L’ Institut de l’énergie Trottier a publié en octobre 2025 un rapport signé par Éloïse Edom et Normand Mousseau sur la définition intégrée de la pointe de demande d’électricité dans les régions de climat froid, avec le Québec comme cas d’analyse. (Voir https://iet.polymtl.ca/publications/rapport/definition-integree-pointe.)

Je connais Normand Mousseau et j’ai donc lu ce rapport avec intérêt. Il me semble utile sur un point très précis : il aide à mieux comprendre ce qu’est vraiment la pointe hivernale québécoise.

Le sujet peut sembler technique. Il ne l’est pas seulement.

Dans un système électrique comme celui du Québec, la pointe hivernale est une contrainte structurante. Le réseau est conçu pour elle. Les contrats d’approvisionnement, les capacités de transport et de distribution, les programmes d’effacement, les tarifs et une bonne partie des investissements sont organisés autour de quelques heures, ou de quelques jours, où le réseau est fortement sollicité.

Le mérite principal du rapport est de déplacer la discussion.

On parle souvent de la pointe comme d’un moment : l’heure la plus élevée de l’année. Le rapport propose plutôt de la regarder comme un phénomène dans le temps, avec une puissance, une durée, une énergie à déplacer et une période d’accumulation avant l’événement de pointe.

C’est, à mon avis, la contribution la plus intéressante du document.

(LinkedIn: https://www.linkedin.com/pulse/la-pointe-hivernale-est-un-probl%25C3%25A8me-de-flexibilit%25C3%25A9-pas-benoit-marcoux-fqice/)

Une méthode pour penser la pointe dans le temps

La méthode mérite d’être expliquée simplement, parce qu’elle n’est pas évidente à la première lecture.

Pour une fenêtre donnée, par exemple 36 ou 72 heures autour de la pointe annuelle, la méthode demande jusqu’où on peut abaisser la puissance maximale appelée si l’énergie excédentaire au-dessus de ce nouveau plafond est accumulée avant l’événement de pointe, puis restituée pendant la pointe.

Les auteurs partent de la courbe horaire de demande d’électricité, soit 8760 heures dans l’année.
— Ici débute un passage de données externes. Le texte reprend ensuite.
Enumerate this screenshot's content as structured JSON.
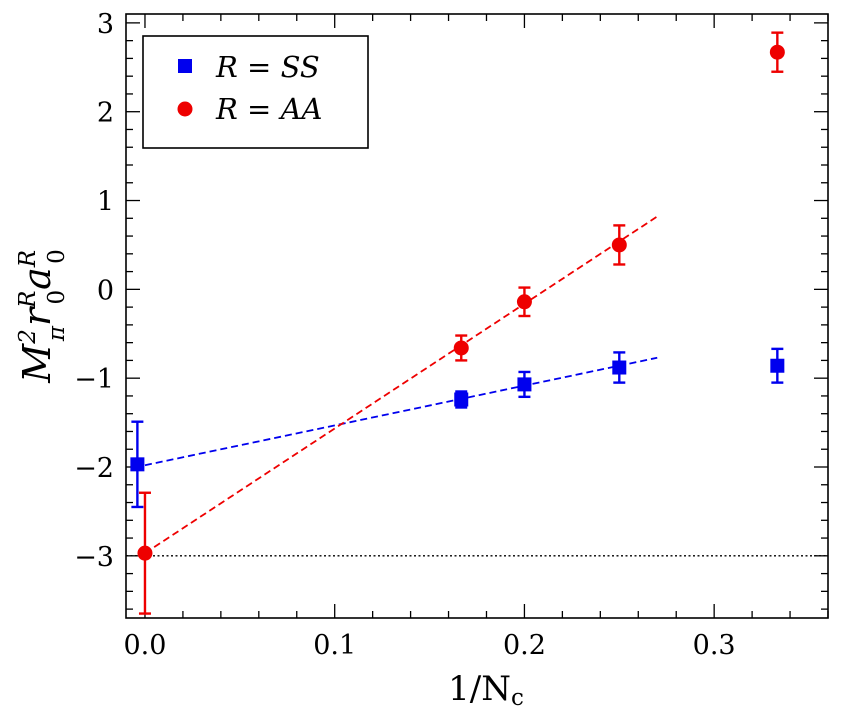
{
  "chart_data": {
    "type": "scatter",
    "title": "",
    "xlabel": "1/N_c",
    "xlabel_main": "1/N",
    "xlabel_sub": "c",
    "ylabel": "M_π^2 r_0^R a_0^R",
    "xlim": [
      -0.01,
      0.36
    ],
    "ylim": [
      -3.7,
      3.1
    ],
    "x_ticks": [
      0.0,
      0.1,
      0.2,
      0.3
    ],
    "x_tick_labels": [
      "0.0",
      "0.1",
      "0.2",
      "0.3"
    ],
    "y_ticks": [
      -3,
      -2,
      -1,
      0,
      1,
      2,
      3
    ],
    "y_tick_labels": [
      "−3",
      "−2",
      "−1",
      "0",
      "1",
      "2",
      "3"
    ],
    "reference_line": {
      "y": -3,
      "style": "dotted",
      "color": "#000000"
    },
    "legend": {
      "position": "top-left",
      "entries": [
        "R = SS",
        "R = AA"
      ]
    },
    "series": [
      {
        "name": "R = SS",
        "color": "#0000ee",
        "marker": "square",
        "points": [
          {
            "x": -0.004,
            "y": -1.97,
            "err": 0.48
          },
          {
            "x": 0.1667,
            "y": -1.24,
            "err": 0.09
          },
          {
            "x": 0.2,
            "y": -1.07,
            "err": 0.14
          },
          {
            "x": 0.25,
            "y": -0.88,
            "err": 0.17
          },
          {
            "x": 0.3333,
            "y": -0.86,
            "err": 0.19
          }
        ],
        "fit": {
          "x_start": 0.0,
          "x_end": 0.27,
          "y_start": -1.98,
          "y_end": -0.77
        }
      },
      {
        "name": "R = AA",
        "color": "#ee0000",
        "marker": "circle",
        "points": [
          {
            "x": 0.0,
            "y": -2.97,
            "err": 0.68
          },
          {
            "x": 0.1667,
            "y": -0.66,
            "err": 0.14
          },
          {
            "x": 0.2,
            "y": -0.14,
            "err": 0.16
          },
          {
            "x": 0.25,
            "y": 0.5,
            "err": 0.22
          },
          {
            "x": 0.3333,
            "y": 2.67,
            "err": 0.22
          }
        ],
        "fit": {
          "x_start": 0.0,
          "x_end": 0.27,
          "y_start": -2.97,
          "y_end": 0.82
        }
      }
    ]
  }
}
Ils calculent ensuite une puissance moyenne, appelée «?puissance plafond?», pour différentes fenêtres de temps avant la pointe : 12 heures, 36 heures, 72 heures, 96 heures, etc.

Lorsque la demande dépasse ce plafond, il y a un événement de pointe.

L’énergie à déplacer correspond alors à l’aire entre la courbe réelle de demande et la puissance plafond. Ce n’est donc pas toute la consommation de la période qu’il faut déplacer. C’est seulement la partie qui dépasse le plafond.

Le rapport identifie ensuite l’événement de pointe critique, soit celui où cette aire est la plus grande. C’est cet événement qui exige le plus d’énergie à déplacer.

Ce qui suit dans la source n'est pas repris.